Queensland Children's Hospital clinical geneticist David Coman said her disorder was caused by a mutation in the ACTA1 gene.
Rather than being inherited from her parents, Professor Coman said the genetic variant was known medically as a "de novo mutation" — a gene that spontaneously changed at the point of conception or during early cell division.
"If you can figure why that happens, you'll win a Nobel prize for genetics," he said.
Milli had what was effectively a small spelling mistake in her DNA with big consequences.
Her muscles were so weak she had to be put on life support soon after her birth.
Professor Coman said her bones were also affected.
"Babies who don't move in the womb often have really thin bones," he said.
"It's kind of like the equivalent of osteoporosis. It you have surgery, and you lie in bed for six weeks, you lose a lot of bone density."
Professor Coman said sophisticated genetic sequencing did not always pinpoint a cause of death, but it was important to try.
"In a third of rare presentations, we don't get an answer … so, we do have families that are in limbo," he said.
"But for this family and families where we get an answer, even if it's a life-limiting answer, there is still what we call dignity in diagnosis. It gave them information. That's really important for the grieving process as well, an understanding of what happened and why.

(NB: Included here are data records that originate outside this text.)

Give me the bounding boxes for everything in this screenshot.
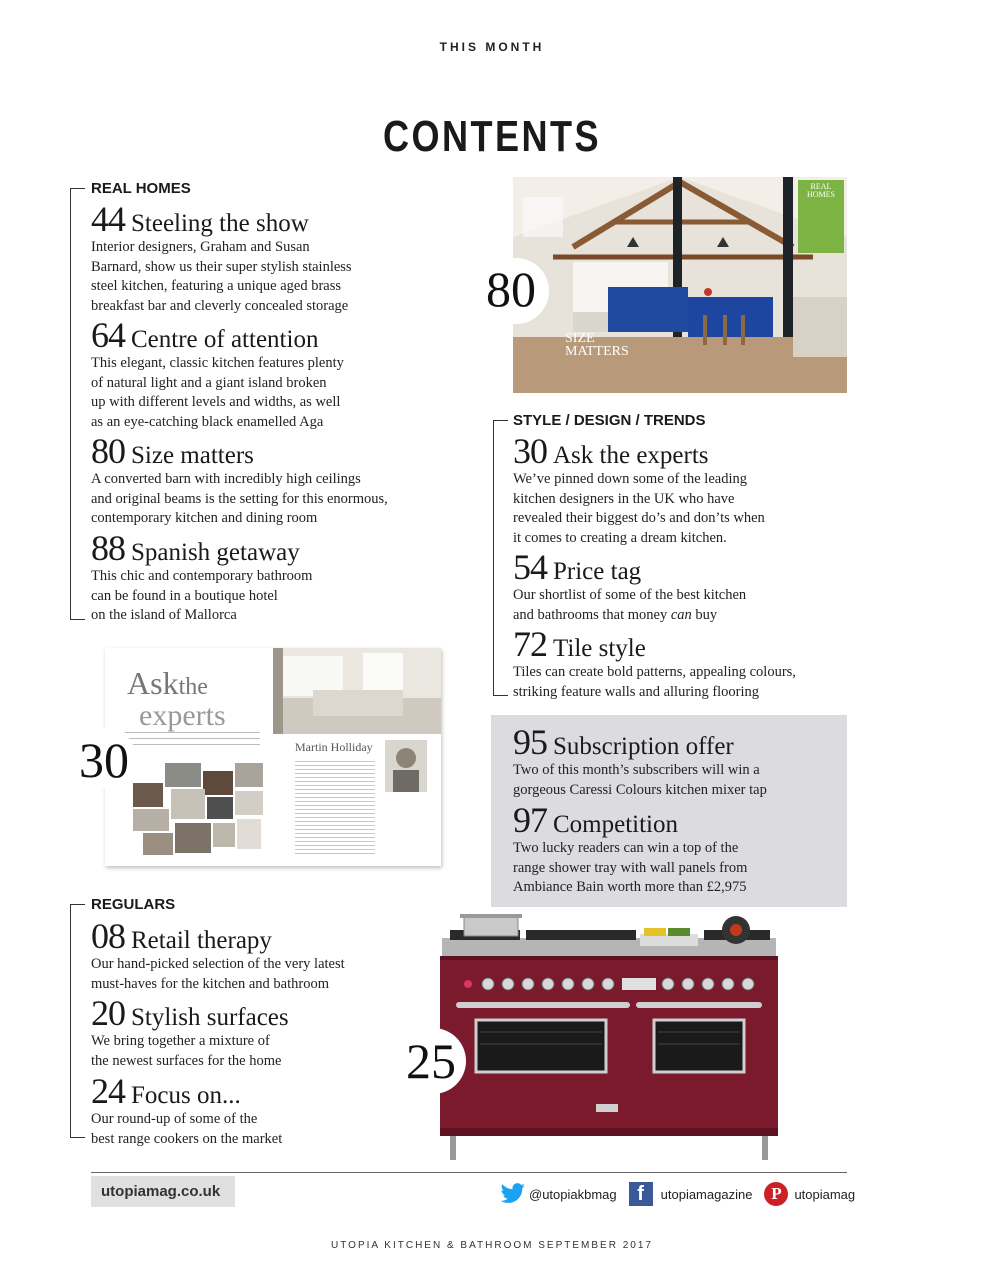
expert-portrait bbox=[385, 740, 427, 792]
entry-desc-line: kitchen designers in the UK who have bbox=[513, 490, 735, 507]
entry-title: Tile style bbox=[553, 635, 646, 662]
entry-desc-line: Two of this month’s subscribers will win a bbox=[513, 762, 760, 778]
entry-desc-line bbox=[513, 606, 843, 626]
entry-30-ask-the-experts[interactable] bbox=[513, 431, 843, 548]
overlay-title-line: MATTERS bbox=[565, 344, 629, 359]
section-heading-regulars: REGULARS bbox=[91, 896, 176, 913]
tag-line: REAL bbox=[810, 182, 832, 191]
facebook-icon[interactable]: f bbox=[629, 1182, 653, 1206]
ask-the-experts-spread-image[interactable] bbox=[105, 648, 441, 866]
facebook-handle[interactable]: utopiamagazine bbox=[660, 1186, 753, 1202]
section-bracket-style bbox=[493, 420, 508, 696]
entry-desc-line: Ambiance Bain worth more than £2,975 bbox=[513, 879, 747, 895]
entry-desc-line: This elegant, classic kitchen features plenty bbox=[91, 355, 344, 371]
entry-title: Subscription offer bbox=[553, 733, 734, 760]
website-link[interactable]: utopiamag.co.uk bbox=[91, 1176, 235, 1207]
entry-desc-line: revealed their biggest do’s and don’ts when bbox=[513, 510, 765, 526]
barn-kitchen-illustration bbox=[513, 177, 847, 393]
title-word: experts bbox=[139, 699, 226, 732]
real-homes-tag bbox=[798, 180, 844, 253]
entry-desc-line: Our round-up of some of the bbox=[91, 1111, 258, 1127]
entry-desc-line: up with different levels and widths, as well bbox=[91, 394, 341, 410]
entry-desc-line: We bring together a mixture of bbox=[91, 1033, 270, 1049]
spread-right-page bbox=[273, 648, 441, 866]
desc-text: buy bbox=[691, 606, 718, 623]
entry-20-stylish-surfaces[interactable] bbox=[91, 993, 411, 1071]
footer-divider bbox=[91, 1172, 847, 1173]
entry-97-competition[interactable] bbox=[513, 800, 843, 898]
entry-desc-line: as an eye-catching black enamelled Aga bbox=[91, 413, 324, 430]
entry-64-centre-of-attention[interactable] bbox=[91, 315, 491, 432]
entry-44-steeling-the-show[interactable] bbox=[91, 199, 491, 316]
featured-expert-name: Martin Holliday bbox=[295, 740, 373, 754]
entry-desc-line: Our shortlist of some of the best kitchen bbox=[513, 587, 747, 603]
size-matters-page-number: 80 bbox=[486, 261, 536, 317]
section-heading-real-homes: REAL HOMES bbox=[91, 180, 191, 197]
entry-72-tile-style[interactable] bbox=[513, 624, 843, 702]
tag-line: HOMES bbox=[806, 190, 835, 199]
entry-desc-line: the newest surfaces for the home bbox=[91, 1052, 282, 1069]
entry-title: Ask the experts bbox=[553, 442, 709, 469]
entry-page-number: 54 bbox=[513, 547, 547, 587]
entry-title: Competition bbox=[553, 811, 678, 838]
entry-page-number: 88 bbox=[91, 528, 125, 568]
desc-emphasis: can bbox=[670, 606, 692, 623]
section-heading-style: STYLE / DESIGN / TRENDS bbox=[513, 412, 706, 429]
entry-page-number: 97 bbox=[513, 800, 547, 840]
entry-title: Centre of attention bbox=[131, 326, 319, 353]
entry-title: Focus on... bbox=[131, 1082, 241, 1109]
entry-title: Spanish getaway bbox=[131, 539, 300, 566]
entry-desc-line: must-haves for the kitchen and bathroom bbox=[91, 975, 329, 992]
entry-desc-line: and original beams is the setting for this enormous, bbox=[91, 490, 388, 507]
ask-experts-page-number: 30 bbox=[79, 732, 129, 788]
entry-95-subscription-offer[interactable] bbox=[513, 722, 843, 800]
entry-desc-line: it comes to creating a dream kitchen. bbox=[513, 529, 727, 546]
entry-page-number: 30 bbox=[513, 431, 547, 471]
entry-page-number: 80 bbox=[91, 431, 125, 471]
experts-spread-title bbox=[127, 665, 226, 734]
entry-page-number: 44 bbox=[91, 199, 125, 239]
entry-title: Retail therapy bbox=[131, 927, 272, 954]
entry-desc-line: breakfast bar and cleverly concealed storage bbox=[91, 297, 349, 314]
entry-80-size-matters[interactable] bbox=[91, 431, 491, 529]
entry-title: Price tag bbox=[553, 558, 642, 585]
designer-photo-collage bbox=[133, 763, 265, 855]
entry-page-number: 20 bbox=[91, 993, 125, 1033]
title-word: Ask bbox=[127, 665, 179, 701]
size-matters-spread-image[interactable] bbox=[513, 177, 847, 393]
entry-desc-line: Two lucky readers can win a top of the bbox=[513, 840, 739, 856]
entry-desc-line: This chic and contemporary bathroom bbox=[91, 568, 313, 584]
twitter-icon[interactable] bbox=[499, 1181, 527, 1207]
entry-title: Steeling the show bbox=[131, 210, 309, 237]
size-matters-overlay-title bbox=[565, 332, 629, 358]
page-kicker: THIS MONTH bbox=[439, 40, 545, 54]
entry-desc-line: on the island of Mallorca bbox=[91, 607, 237, 623]
entry-desc-line: contemporary kitchen and dining room bbox=[91, 510, 318, 526]
entry-desc-line: We’ve pinned down some of the leading bbox=[513, 471, 747, 487]
entry-desc-line: of natural light and a giant island broken bbox=[91, 374, 327, 391]
entry-page-number: 95 bbox=[513, 722, 547, 762]
section-bracket-regulars bbox=[70, 904, 85, 1138]
entry-24-focus-on[interactable] bbox=[91, 1071, 411, 1149]
entry-desc-line: can be found in a boutique hotel bbox=[91, 587, 278, 604]
white-kitchen-photo bbox=[273, 648, 441, 734]
issue-footer: UTOPIA KITCHEN & BATHROOM SEPTEMBER 2017 bbox=[331, 1240, 653, 1251]
entry-title: Size matters bbox=[131, 442, 254, 469]
entry-desc-line: Our hand-picked selection of the very latest bbox=[91, 956, 345, 972]
overlay-title-line: SIZE bbox=[565, 331, 595, 346]
social-links bbox=[499, 1180, 855, 1208]
entry-desc-line: range shower tray with wall panels from bbox=[513, 859, 748, 876]
entry-page-number: 72 bbox=[513, 624, 547, 664]
entry-desc-line: striking feature walls and alluring flooring bbox=[513, 683, 760, 700]
pinterest-icon[interactable]: P bbox=[764, 1182, 788, 1206]
entry-page-number: 64 bbox=[91, 315, 125, 355]
title-word: the bbox=[178, 674, 208, 700]
entry-54-price-tag[interactable] bbox=[513, 547, 843, 625]
entry-desc-line: A converted barn with incredibly high ceilings bbox=[91, 471, 361, 487]
entry-desc-line: gorgeous Caressi Colours kitchen mixer tap bbox=[513, 781, 767, 798]
cooker-page-number: 25 bbox=[406, 1033, 456, 1089]
twitter-handle[interactable]: @utopiakbmag bbox=[529, 1186, 617, 1202]
entry-desc-line: best range cookers on the market bbox=[91, 1130, 283, 1147]
entry-88-spanish-getaway[interactable] bbox=[91, 528, 491, 626]
entry-desc-line: steel kitchen, featuring a unique aged brass bbox=[91, 278, 342, 294]
pinterest-handle[interactable]: utopiamag bbox=[794, 1186, 856, 1202]
entry-page-number: 24 bbox=[91, 1071, 125, 1111]
entry-08-retail-therapy[interactable] bbox=[91, 916, 411, 994]
section-bracket-real-homes bbox=[70, 188, 85, 620]
desc-text: and bathrooms that money bbox=[513, 606, 671, 623]
page-title: CONTENTS bbox=[382, 112, 602, 161]
entry-title: Stylish surfaces bbox=[131, 1004, 289, 1031]
entry-page-number: 08 bbox=[91, 916, 125, 956]
entry-desc-line: Interior designers, Graham and Susan bbox=[91, 239, 310, 255]
entry-desc-line: Barnard, show us their super stylish stainless bbox=[91, 258, 352, 275]
range-cooker-image[interactable] bbox=[436, 908, 781, 1166]
entry-desc-line: Tiles can create bold patterns, appealing colours, bbox=[513, 664, 796, 680]
article-body-text bbox=[295, 758, 375, 854]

Armed with the knowledge they had not passed the disorder on to their daughter, the Evrards began in vitro fertilisation (IVF) about four months after Milli died.
After a miscarriage and further endometriosis surgery, Rochelle fell pregnant again in September last year.
Huey Hendrix Evrard was born in the Gold Coast Private Hospital on May 2.
Rochelle, who has a tattoo on her right leg in memory of Milli, admits she struggled through Huey's pregnancy after losing her first-born.
"Even though I knew he was healthy, and he didn't have Milli's condition, I just kept saying: 'What if he dies? What if he just dies?'" the 39-year-old said.
"I wasn't guaranteed that he was going to be here at the end, and it was very stressful.
"At one stage, I was going in three times a week. I was going in very panicked, quite often for reassurance … just into the maternity ward. I'd go sit in there for a few hours. They would check his heart rate and his oxygen and just kind of reassure me."
Not even three months into their life with Huey, Rochelle is relishing the constant feeding routine — even the late night and early morning wakeups.
"He sounds like a goat in the middle of the night. He's very loud," she said with a laugh.
"Last night, we were up probably every two hours, but I just love it. You appreciate it a whole lot more when you didn't have it last time, you really do.
"Huey's been very healing — more than I could have imagined."